Paul McCartney n’est pas l’auteur-compositeur le plus politique qui soit, mais il lui arrive de mêler musique et politique. Lorsqu’il lui arrive de mêler ces deux mondes, ses tentatives ont tendance à être plus discrètes. Mais lorsqu’il a adressé une chanson à Donald Trump, l’ancien Beatle n’a pas essayé de cacher son mépris pour l’homme le plus puissant d’Amérique.
McCartney a toujours été plutôt timide en matière de politique ; il ne s’est pas aligné sur un parti politique et ne semble pas croire que la politique de parti soit une force de changement, du moins en public. Il a plutôt utilisé sa plateforme pour faire campagne sur des sujets qui lui tiennent à cœur et qui, selon lui, rendront le monde meilleur. Le végétarisme est une cause pour laquelle il a utilisé sa plateforme de manière célèbre – une question qui, selon lui, sera bénéfique pour le monde de multiples façons, y compris pour le climat. Lorsque Donald Trump a rejeté le changement climatique, Macca n’a pas pu se résoudre à rester les bras croisés sans rien dire.

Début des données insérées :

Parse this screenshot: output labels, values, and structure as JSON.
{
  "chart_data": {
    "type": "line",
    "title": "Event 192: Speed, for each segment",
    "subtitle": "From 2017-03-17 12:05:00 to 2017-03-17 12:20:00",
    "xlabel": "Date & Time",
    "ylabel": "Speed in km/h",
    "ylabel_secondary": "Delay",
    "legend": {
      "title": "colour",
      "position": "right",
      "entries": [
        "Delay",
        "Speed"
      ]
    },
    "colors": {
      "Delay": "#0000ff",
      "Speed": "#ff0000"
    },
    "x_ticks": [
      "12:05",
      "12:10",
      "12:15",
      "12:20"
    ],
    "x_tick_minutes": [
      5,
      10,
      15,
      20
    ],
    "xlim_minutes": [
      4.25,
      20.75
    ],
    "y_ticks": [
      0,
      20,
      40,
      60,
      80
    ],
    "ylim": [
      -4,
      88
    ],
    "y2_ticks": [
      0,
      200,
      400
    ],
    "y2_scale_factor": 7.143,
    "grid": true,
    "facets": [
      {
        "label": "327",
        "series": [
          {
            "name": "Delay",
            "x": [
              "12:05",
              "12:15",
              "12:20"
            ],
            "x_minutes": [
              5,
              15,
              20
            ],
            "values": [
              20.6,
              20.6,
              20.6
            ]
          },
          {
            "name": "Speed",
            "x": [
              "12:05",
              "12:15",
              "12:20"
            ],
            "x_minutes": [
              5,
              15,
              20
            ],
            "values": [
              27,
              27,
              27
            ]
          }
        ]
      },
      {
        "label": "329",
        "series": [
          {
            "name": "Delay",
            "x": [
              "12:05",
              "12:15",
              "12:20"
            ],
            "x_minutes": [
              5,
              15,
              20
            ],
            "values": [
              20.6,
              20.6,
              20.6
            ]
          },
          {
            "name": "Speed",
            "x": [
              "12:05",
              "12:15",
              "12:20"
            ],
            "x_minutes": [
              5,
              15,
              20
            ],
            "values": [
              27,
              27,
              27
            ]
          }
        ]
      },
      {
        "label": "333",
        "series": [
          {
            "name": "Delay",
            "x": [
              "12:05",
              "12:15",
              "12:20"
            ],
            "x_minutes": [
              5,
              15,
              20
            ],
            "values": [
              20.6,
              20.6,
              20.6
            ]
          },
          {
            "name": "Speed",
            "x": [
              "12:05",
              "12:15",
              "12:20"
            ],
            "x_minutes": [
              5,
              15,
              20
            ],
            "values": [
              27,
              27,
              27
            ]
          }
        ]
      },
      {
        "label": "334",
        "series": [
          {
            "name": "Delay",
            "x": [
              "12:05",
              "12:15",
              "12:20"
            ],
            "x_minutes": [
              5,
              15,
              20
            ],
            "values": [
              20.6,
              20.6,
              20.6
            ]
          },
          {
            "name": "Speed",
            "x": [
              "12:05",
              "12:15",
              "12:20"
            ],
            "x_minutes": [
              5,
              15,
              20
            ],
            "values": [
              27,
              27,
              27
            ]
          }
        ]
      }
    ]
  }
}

Lors d’un entretien avec le magazine Prospect en 2009, McCartney s’est montré très optimiste quant à l’arrivée au pouvoir du président Barack Obama : « C’est pourquoi beaucoup d’entre nous espèrent un changement dans la politique américaine avec l’élection d’Obama. Il est l’homme de la situation. J’ai été très impressionné par sa décision de travailler dans le quartier sud de Chicago après avoir obtenu son diplôme plutôt que d’accepter un emploi lucratif à Wall Street. Je suis très heureux qu’il ait gagné. Je pense qu’il fera un grand président ».
Obama était quelqu’un qu’il respectait énormément, et il a ensuite été remplacé par quelqu’un avec qui McCartney ne s’est jamais vraiment aligné. Après avoir gardé la bouche fermée sur Donald Trump pendant un certain temps, il a canalisé sa frustration et sa colère dans la chanson ‘Despite Repeated Warnings’ qui figurait sur son album Egypt Station de 2018.
Ce doux tabassage de Trump, d’une durée de sept minutes, contient des paroles telles que « malgré les avertissements répétés des dangers à venir, le capitaine n’écoutera pas ce qui a été dit », et « ceux qui crient le plus fort, ne sont pas toujours les plus intelligents ».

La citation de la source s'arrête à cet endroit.